Warning: Do not call penndraw.set_canvas_size(), or penndraw.save(). These functions will break our test scripts, and you will receive a large point deduction.
E. Checkpoint
Running your program with the command-line arguments below should produce the following output.
Input: python sierpinski.py 1
Input: python sierpinski.py 2
Input: python sierpinski.py 3
Input: python sierpinski.py 4
Input: python sierpinski.py 5
F. Animating [Optional]
Once you have your Sierpinski carpet working, add calls to penndraw.enable_animation() and penndraw.advance() into your sierpinski() function. (You are not required to animate your Sierpinski carpet, and it is not worth any points, but it is fun and will help you visualize the recursion. If you do add animation, leave it in your code: it will not affect our grading scripts.)

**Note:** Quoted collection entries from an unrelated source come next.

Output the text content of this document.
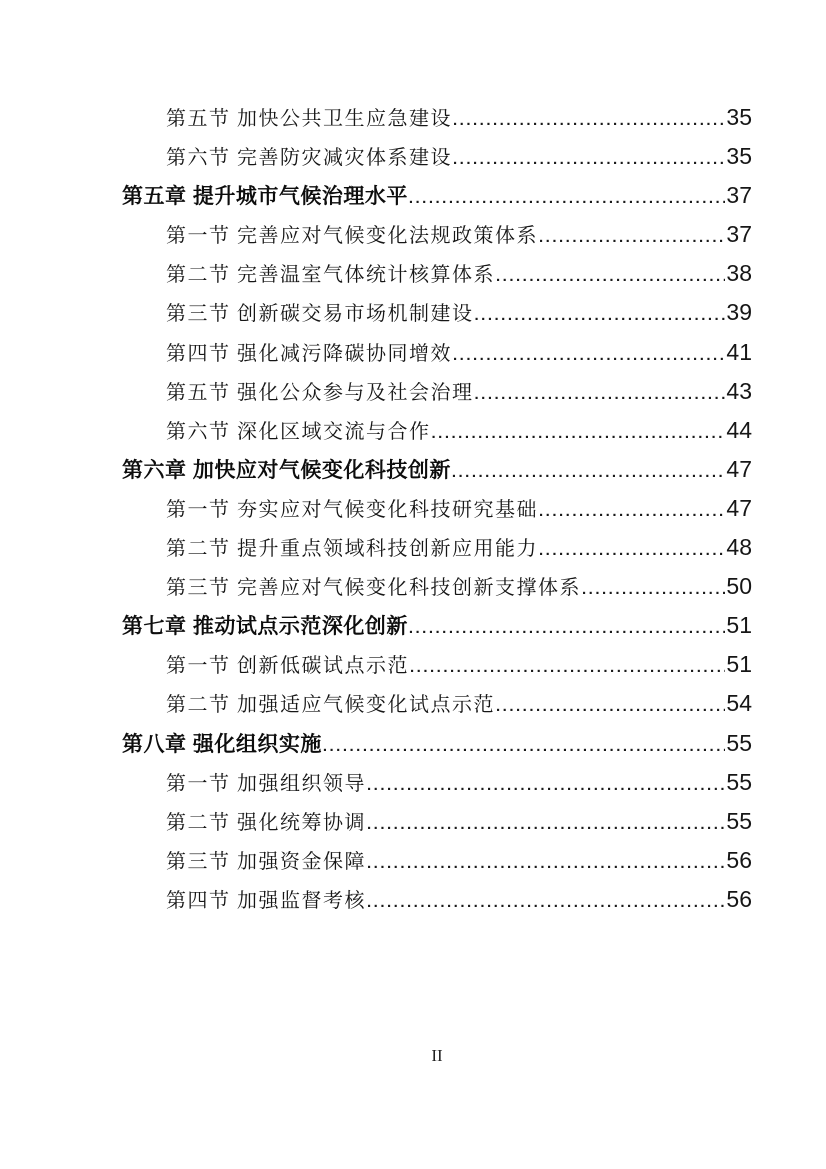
第五节 加快公共卫生应急建设 .....	35
第六节 完善防灾减灾体系建设 .....	35
第五章 提升城市气候治理水平 .....	37
第一节 完善应对气候变化法规政策体系 .....	37
第二节 完善温室气体统计核算体系 .....	38
第三节 创新碳交易市场机制建设 .....	39
第四节 强化减污降碳协同增效 .....	41
第五节 强化公众参与及社会治理 .....	43
第六节 深化区域交流与合作 .....	44
第六章 加快应对气候变化科技创新 .....	47
第一节 夯实应对气候变化科技研究基础 .....	47
第二节 提升重点领域科技创新应用能力 .....	48
第三节 完善应对气候变化科技创新支撑体系 .....	50
第七章 推动试点示范深化创新 .....	51
第一节 创新低碳试点示范 .....	51
第二节 加强适应气候变化试点示范 .....	54
第八章 强化组织实施 .....	55
第一节 加强组织领导 .....	55
第二节 强化统筹协调 .....	55
第三节 加强资金保障 .....	56
第四节 加强监督考核 .....	56
II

Experiment with different arrangements of the recursive calls to sierpinski().
4. Readme & Submissions
Please complete the readme and then submit finger_exercises.py, test_finger_exercises_student.py, sierpinski.py, and readme_recursive.txt on Gradescope.
Note that we will only run tests for the first 5 finger exercises you completed - the rest will automatically fail. If your grade is a 20, that means you’ve passed all the tests that you should have. The sierpinski.py file will be graded manually.